CANBERRA, Australia — Australia’s economic edge could be lost if international borders are not reopened in the next few years, a banking boss says.
But HSBC Australia chief executive Kaber Mclean has stressed it’s not a “doom and gloom scenario”, rather the difference between a “positive” and “very positive” economic outlook.
He described Australia’s border and containment approach as “something of an experiment” to a federal parliamentary economics committee on July 1.
While the country had successfully moderated its net migration over a long period, a total halt over three or more years would have consequences.

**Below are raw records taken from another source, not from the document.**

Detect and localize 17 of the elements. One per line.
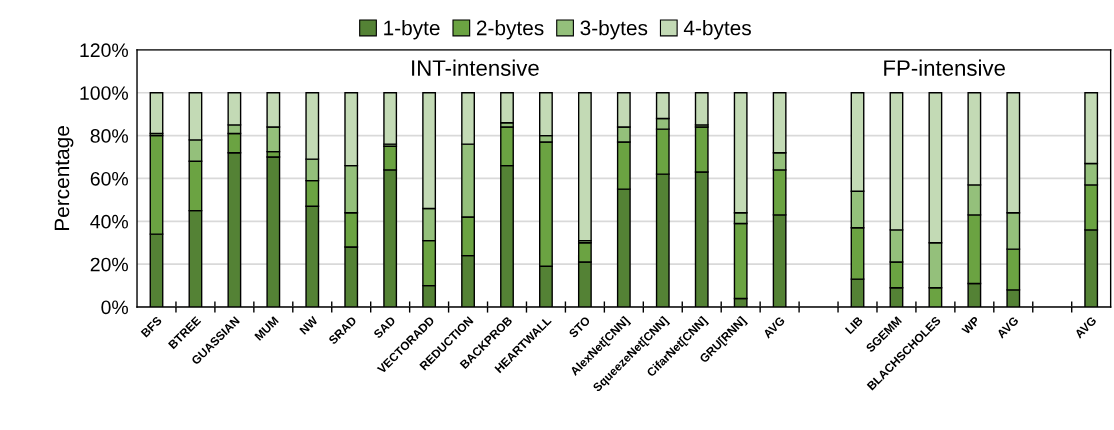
x-tick-label: NW xyxy=(299,315,319,335)
legend-label: 2-bytes xyxy=(476,20,544,40)
annotation: FP-intensive xyxy=(884,59,1005,76)
y-tick-label: 20% xyxy=(90,257,128,272)
x-tick-label: WP xyxy=(961,315,981,335)
y-axis-title: Percentage xyxy=(54,126,74,231)
y-tick-label: 0% xyxy=(101,300,128,315)
annotation: INT-intensive xyxy=(412,59,539,76)
y-tick-label: 40% xyxy=(90,214,128,229)
legend-label: 4-bytes xyxy=(683,20,751,40)
y-tick-label: 100% xyxy=(80,86,128,100)
y-tick-label: 80% xyxy=(90,129,128,143)
y-tick-label: 120% xyxy=(80,43,128,58)
y-tick-label: 60% xyxy=(90,171,128,186)
legend-label: 3-bytes xyxy=(580,20,648,40)
x-tick-label: LIB xyxy=(844,316,864,335)
legend-label: 1-byte xyxy=(384,20,440,40)
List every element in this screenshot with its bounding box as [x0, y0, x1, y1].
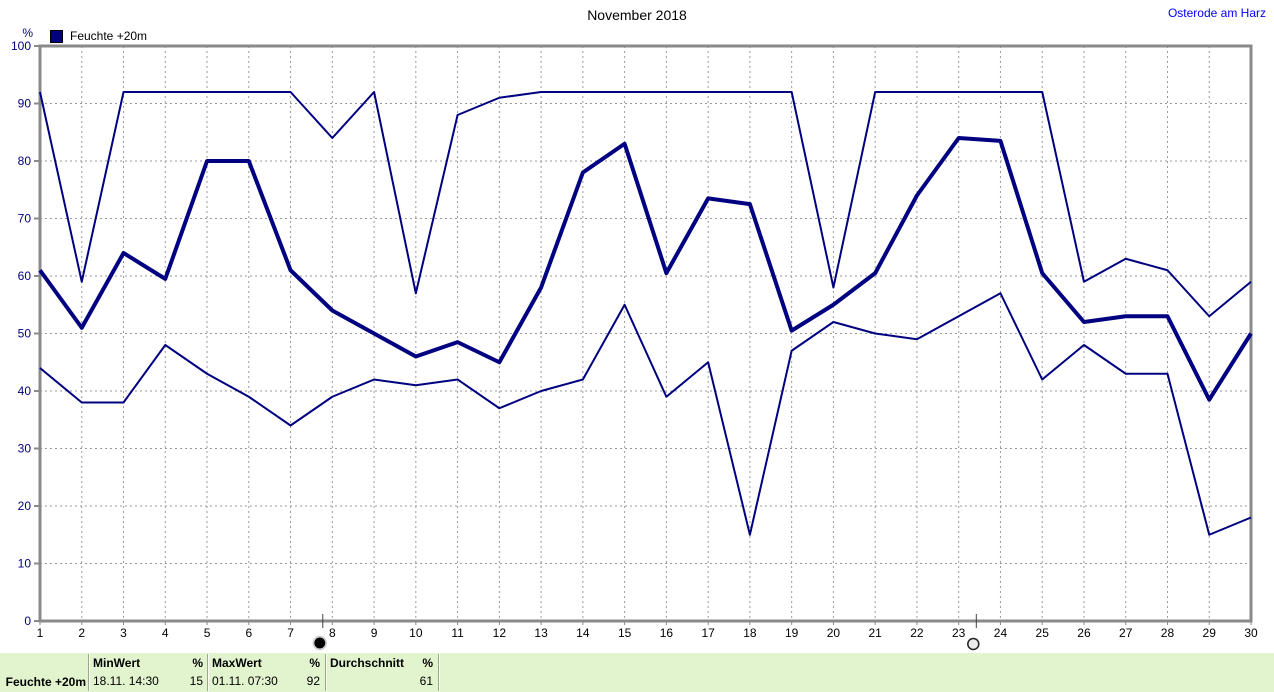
durchschnitt-header: Durchschnitt % — [330, 656, 433, 670]
x-axis-label: 21 — [868, 626, 882, 640]
x-axis-label: 1 — [37, 626, 44, 640]
x-axis-label: 22 — [910, 626, 924, 640]
legend-color-swatch-icon — [50, 29, 63, 43]
x-axis-label: 13 — [534, 626, 548, 640]
maxwert-value: 92 — [306, 674, 320, 688]
x-axis-label: 19 — [785, 626, 799, 640]
x-axis-label: 8 — [329, 626, 336, 640]
x-axis-label: 30 — [1244, 626, 1258, 640]
y-axis-label: 30 — [18, 442, 32, 456]
new-moon-marker-halo — [312, 635, 328, 651]
series-line-maxwert — [39, 91, 1252, 318]
x-axis-label: 27 — [1119, 626, 1133, 640]
new-moon-icon — [314, 637, 326, 649]
x-axis-label: 23 — [952, 626, 966, 640]
x-axis-label: 20 — [827, 626, 841, 640]
x-axis-label: 17 — [701, 626, 715, 640]
full-moon-icon — [967, 637, 980, 651]
minwert-header: MinWert % — [93, 656, 203, 670]
x-axis-label: 3 — [120, 626, 127, 640]
legend: Feuchte +20m — [50, 29, 147, 43]
column-separator — [88, 654, 90, 691]
x-axis-label: 11 — [451, 626, 464, 640]
legend-series-label: Feuchte +20m — [70, 29, 148, 43]
x-axis-label: 29 — [1203, 626, 1217, 640]
x-axis-label: 4 — [162, 626, 169, 640]
minwert-timestamp: 18.11. 14:30 — [93, 674, 159, 688]
x-axis-label: 2 — [78, 626, 85, 640]
x-axis-label: 15 — [618, 626, 632, 640]
x-axis-label: 6 — [245, 626, 252, 640]
x-axis-label: 28 — [1161, 626, 1175, 640]
y-axis-label: 50 — [18, 327, 32, 341]
chart-title: November 2018 — [587, 7, 687, 23]
durchschnitt-value: 61 — [419, 674, 433, 688]
minwert-values: 18.11. 14:30 15 — [93, 673, 203, 690]
x-axis-label: 14 — [576, 626, 590, 640]
maxwert-header: MaxWert % — [212, 656, 320, 670]
y-axis-label: 20 — [18, 499, 32, 513]
x-axis-label: 26 — [1077, 626, 1091, 640]
x-axis-label: 7 — [287, 626, 294, 640]
x-axis-label: 12 — [493, 626, 507, 640]
statistics-row-label: Feuchte +20m — [5, 675, 86, 689]
x-axis-label: 16 — [660, 626, 674, 640]
series-line-minwert — [39, 292, 1252, 536]
x-axis-label: 9 — [371, 626, 378, 640]
y-axis-label: 90 — [18, 97, 32, 111]
x-axis-label: 10 — [409, 626, 423, 640]
series-line-durchschnitt — [38, 136, 1253, 402]
x-axis-label: 18 — [743, 626, 757, 640]
x-axis-label: 5 — [204, 626, 211, 640]
station-name-link[interactable]: Osterode am Harz — [1167, 6, 1266, 20]
y-axis-label: 60 — [18, 269, 32, 283]
column-separator — [438, 654, 440, 691]
maxwert-timestamp: 01.11. 07:30 — [212, 674, 278, 688]
column-separator — [207, 654, 209, 691]
statistics-bar: Feuchte +20m MinWert % 18.11. 14:30 15 M… — [0, 653, 1274, 692]
y-axis-label: 100 — [11, 39, 31, 53]
minwert-value: 15 — [189, 674, 203, 688]
x-axis-label: 24 — [994, 626, 1008, 640]
durchschnitt-values: 61 — [330, 673, 433, 690]
y-axis-unit-label: % — [22, 26, 33, 40]
y-axis-label: 10 — [18, 557, 32, 571]
maxwert-values: 01.11. 07:30 92 — [212, 673, 320, 690]
column-separator — [325, 654, 327, 691]
y-axis-label: 80 — [18, 154, 32, 168]
y-axis-label: 0 — [24, 614, 31, 628]
y-axis-label: 40 — [18, 384, 32, 398]
y-axis-label: 70 — [18, 212, 32, 226]
x-axis-label: 25 — [1036, 626, 1050, 640]
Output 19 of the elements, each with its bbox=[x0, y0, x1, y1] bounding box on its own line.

“The benefits of being an island with well-controlled borders and effective containment policies, those benefits are upfront. But the longer-term economic consequences come towards the end, Mclean said.
He said setting out a clear pathway to international border reopening was “critical”.
HSBC Australia’s 2021 GDP growth forecast was just over five percent, but that did not take into account the current outbreaks.
“This isn’t a doom and gloom scenario that we’re painting,” Mclean said.
“There’s a difference between being positive about a very strong and robust economy and being very positive about it. That’s the sort of gap we’re talking about.”
Government data showed 7.92 percent of Australians aged over 16 had been fully vaccinated by June 30.
Mclean declined an invitation to cast judgment on the country’s vaccine rollout.
“It’s entirely clear Australia has managed the medical pandemic and economic response,” the bank boss said.
“Even in countries that haven’t managed the medical emergency nearly as well as Australia, they still seem to be very effective in terms of being the light at the end of the tunnel and being able to assist people to get back to some form of normality.”
Australia seemed well on track towards its target of complete vaccination by October 2021 before the rollout was undermined by internal issues like inadequacy, and concerns over a possible link between AstraZeneca shots and rare blood clots. Now there are efforts on state and industry levels to encourage vaccination through introducing vaccination leave entitlement.
Unions New South Wales secretary Mark Morey has called on the New South Wales government, Australia’s largest employer with a workforce of over 400,000, to take make the first move. Meanwhile, other major employer groups have agreed to compensate employees through paid leaves or to give them unpaid leave or flexible hours to get vaccinated. This includes the Australian Chamber of Commerce and the Business Council of Australia.